Some writers I know believe that writing cannot be taught, that writers have a natural talent which others do not. But their stories get better over the years, so they are learning something with every story they write, and anything that can be learned can be taught. If you can find the right teacher.

My only real talent is being able to have my characters come alive in my head, each one a real person different from all the others. Everything else is an acquired skill. And though I took writing classes in college, I have learned nothing about writing from them. There are a few teachers, such as James Gunn, John Gardner, Joyce Carol Oates, who are writers as well as teachers, and are praised, by those who have taken their courses, for their ability to teach. Finding teachers like that is a trick.
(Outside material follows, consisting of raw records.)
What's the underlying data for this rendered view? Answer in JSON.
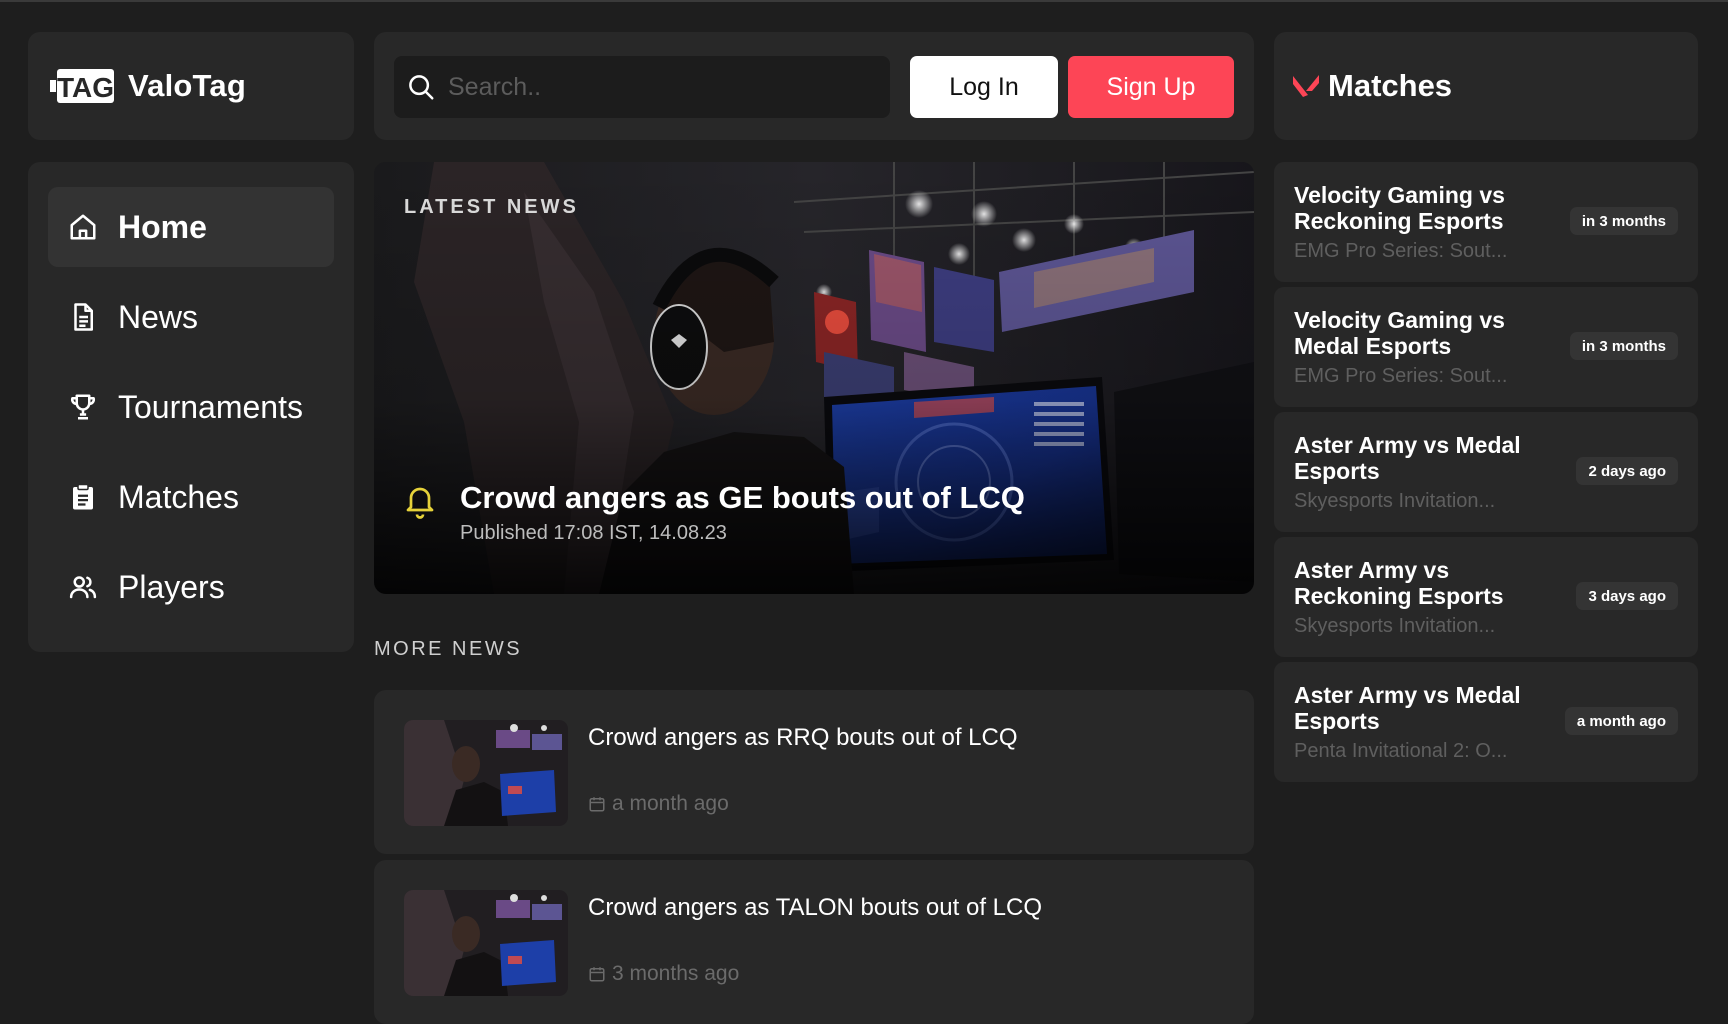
{
  "brand": {
    "logo_glyph": "TAG",
    "name": "ValoTag",
    "accent": "#fd4556"
  },
  "sidebar": {
    "items": [
      {
        "label": "Home",
        "icon": "home-icon",
        "active": true
      },
      {
        "label": "News",
        "icon": "document-icon"
      },
      {
        "label": "Tournaments",
        "icon": "trophy-icon"
      },
      {
        "label": "Matches",
        "icon": "clipboard-icon"
      },
      {
        "label": "Players",
        "icon": "users-icon"
      }
    ]
  },
  "header": {
    "search_placeholder": "Search..",
    "login_label": "Log In",
    "signup_label": "Sign Up"
  },
  "hero": {
    "kicker": "LATEST NEWS",
    "title": "Crowd angers as GE bouts out of LCQ",
    "published": "Published 17:08 IST, 14.08.23",
    "icon": "bell-icon",
    "bell_color": "#e6d23a"
  },
  "more_news": {
    "label": "MORE NEWS",
    "items": [
      {
        "title": "Crowd angers as RRQ bouts out of LCQ",
        "time": "a month ago"
      },
      {
        "title": "Crowd angers as TALON bouts out of LCQ",
        "time": "3 months ago"
      }
    ]
  },
  "matches": {
    "title": "Matches",
    "icon": "valorant-logo-icon",
    "items": [
      {
        "name": "Velocity Gaming vs Reckoning Esports",
        "event": "EMG Pro Series: Sout...",
        "when": "in 3 months"
      },
      {
        "name": "Velocity Gaming vs Medal Esports",
        "event": "EMG Pro Series: Sout...",
        "when": "in 3 months"
      },
      {
        "name": "Aster Army vs Medal Esports",
        "event": "Skyesports Invitation...",
        "when": "2 days ago"
      },
      {
        "name": "Aster Army vs Reckoning Esports",
        "event": "Skyesports Invitation...",
        "when": "3 days ago"
      },
      {
        "name": "Aster Army vs Medal Esports",
        "event": "Penta Invitational 2: O...",
        "when": "a month ago"
      }
    ]
  }
}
Sone of what I have learned has been from books. I have — or used to have — something like 125 books on writing. I gave away — in one case threw away — those that were useless, or wrong, bringing me down to well under 100. A few of those remaining still have something of value, a very few are really helpful and have taught me a lot. But just reading these few books is not enough. It takes a lot of thought and time to understand what they are offering, and how make it a part of my work.

Everything else I learned the hard way, by just doing it, mostly badly at first, though there have been exceptions, and frequently doing it wrong. Slowly, over time, I became better, and I continue to learn even today.

It has been said that there are only two ways to learn how to write. Write a lot, and read a lot, especially the kinds of stories you enjoy, as well as other kinds of fiction, and any nonfiction that interests you. Pay attention to what you are reading, and see if you can do as well.

It has been said that the best way to learn something is to teach it to others. That has happened to me with my Writers’ Workshop, where I and my panelists try to help beginners learn what they have done well, and where they can improve. I have learned a lot, over the past thirty years and more, about how to analyze a story, how to see it’s strengths and weaknesses, and about how to edit even my own work.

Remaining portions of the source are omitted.